Friday, April 30, 2010

Sorry Monica, your chooch is for someone else to punish now

Monica, girl, while it has been almost 10 years since we broke apart, not a second goes by that you are not on my mind. As I have written many times in my diary, the thought of you spending time naked next to this other man has caused me nothing but pain and inconvenient erections. You are my everything, girl. If we were to get back together now, we could win various awards for the ways we would sex each other up and down. You know this because you have huge breasts and a big brain.  


  My problem is this:  why, then, would I receive a letter asking me to attend your upcoming wedding to this man? This man who is no good for you. This man can only get into one eleventh of the hottest clubs I can. This man, according to you,focuses only on heart-healthy dishes, and working out.  I seduced your body and mind by mircowaving the most sumptuous dishes made of the finest meats and cheeses in the land as you sucked my cock.  How you finna go back to steamed chicken and boiled rice?

I have decided to write my response to you in this post, as there was not room on the reply card to say all that was in my heart, the heart that has been breaking ever since you left.  Plus I wanted to draw you naked pictures. 

When I first opened the letter, I fell to my knees and screamed your name as loud as I could. Then, I began to break into gentle sobs while uttering your name in a softer and softer voice. Soon, I was on the floor, unable to move because of the great pain of knowing you were marrying this other man. It was a pain that was too much for even the CHOOCH PUNISHER to bear.  I wept bitterly.

I pictured a different note you had written me a note telling me you could not stand another minute without me. In my mind, I saw the writing, clear as day:

"Dear Chooch Punisher,

Come to my apartment and take me now.

Doggy Style like last time, where I didn't shit right for a week.

Signed,

Monica."

Reading that, or any variation on it, would have caused me to jump into my blacked out freshly-waxed black Nissan Sentra, and drive right to your house where I would have made sweet love to you until the break of dawn.

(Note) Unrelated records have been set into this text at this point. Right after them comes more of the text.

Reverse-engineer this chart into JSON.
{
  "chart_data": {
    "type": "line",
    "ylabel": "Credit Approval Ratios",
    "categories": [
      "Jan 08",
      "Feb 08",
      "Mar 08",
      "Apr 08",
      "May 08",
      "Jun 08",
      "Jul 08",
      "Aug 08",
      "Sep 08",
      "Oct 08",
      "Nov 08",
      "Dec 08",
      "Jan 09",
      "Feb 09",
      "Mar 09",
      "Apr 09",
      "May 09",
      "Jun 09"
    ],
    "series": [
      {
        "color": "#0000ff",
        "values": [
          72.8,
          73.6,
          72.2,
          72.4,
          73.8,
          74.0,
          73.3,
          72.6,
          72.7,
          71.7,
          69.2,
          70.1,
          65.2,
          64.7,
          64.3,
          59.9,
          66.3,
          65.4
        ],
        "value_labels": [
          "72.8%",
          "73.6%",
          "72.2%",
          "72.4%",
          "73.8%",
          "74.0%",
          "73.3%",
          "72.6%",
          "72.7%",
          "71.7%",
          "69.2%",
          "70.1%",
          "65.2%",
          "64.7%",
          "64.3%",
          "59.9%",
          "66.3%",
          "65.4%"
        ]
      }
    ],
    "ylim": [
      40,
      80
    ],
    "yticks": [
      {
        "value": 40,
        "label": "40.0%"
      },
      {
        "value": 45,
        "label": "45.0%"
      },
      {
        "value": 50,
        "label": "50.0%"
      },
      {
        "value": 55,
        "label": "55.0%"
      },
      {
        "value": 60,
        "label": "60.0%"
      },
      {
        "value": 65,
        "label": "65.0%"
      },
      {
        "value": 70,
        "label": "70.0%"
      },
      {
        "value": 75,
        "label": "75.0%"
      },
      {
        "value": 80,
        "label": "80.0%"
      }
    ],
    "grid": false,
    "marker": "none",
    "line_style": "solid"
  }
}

Afterward, we would have laughed over how silly it was when we were not together. We would have had many tender moments like that between the ass-to-mouth sexing, which would have occurred all night long. Also, I would have brought desserts from the finest mail-order catalogs. We could have eaten them after we brushed the cum out of your hair. 

I was shocked that instead I received an invitation to a wedding with you and this man who buys you shoes that do not make your butt stick out in an eye-catching appealing manner. Do you not remember when The Chooch Punisher would buy you shoes, socks, and occasionally belts, all meant to accentuate your many curves, especially the fat ass booty part of the curves?

Damn, girl, I would give anything to have you here right now riding my bologna pony. Let me give it to you. Just one last time. You know I would break you off nasty. Girl, I have been in a constant state of grief and despair. I have done little but sit in my rich corinthian leather chair in front of the fake amish fireplace and stare off into space. My pain is like that of Robin Hood watching The Sherriff of Nottingham marry Maid Marian right in front of him. There are many star-crossed lovers who have been in similar situations, but my pain is worse because it is real, and I really dug your huge tits.

I have even broken the Jodeci disc that I played the first night you and I consummated this universe-smashing love. You can see how upset I was. At this point, I should let you know that before I go to sleep in my luxurious triangle bed every night, I cry out, "Why did you leave me, baby?!" If I were to attend your wedding, I can't say that I would not masturbate during the reading of the vows.

All I ask is that you give me one more chance to make you love me again and remind you what kind of a man The Chooch Punisher is. I will wear my finest taupe silk suit and craft with the greatest care a light dinner, or, if you prefer, tasty snacks. We would drink imported coffee from my finest mugs and laugh about the old days. At times, I would get serious and explain why I am the only man for you. If the moment seemed right, I would kiss you and take off your shirt so I could see your perfect nipples.

I could also light our desserts on fire. You would be impressed by the elegant presentation. Your nipples would be exposed and hard. 

You are my butter pecan rican princess, and I don't think I can live in a world without your loving arms. Let me feel them around me again. Let me get close so I can chilli-dog you how I know you like.

I have composed a song about our love. Please keep in mind that, since I can't find a didgeridoo around,  I would have to sing it to you unaccompanied, but the feelings will be true. You will not be able to keep from crying, knowing that the pain inside me is real. It will share many lyrics with "FreekN You " by Jodeci.  Please let me know your decision on this as soon as you can. The same goes for when you decide to call off your wedding.

Until then, know this: I love you, girl. Bring the big teats on home to daddy.

The Chooch Punisher
Punisher of Chooches

Pleasedisregard the Hoodrat post, as I wrote that out of frustration and crippling loneliness.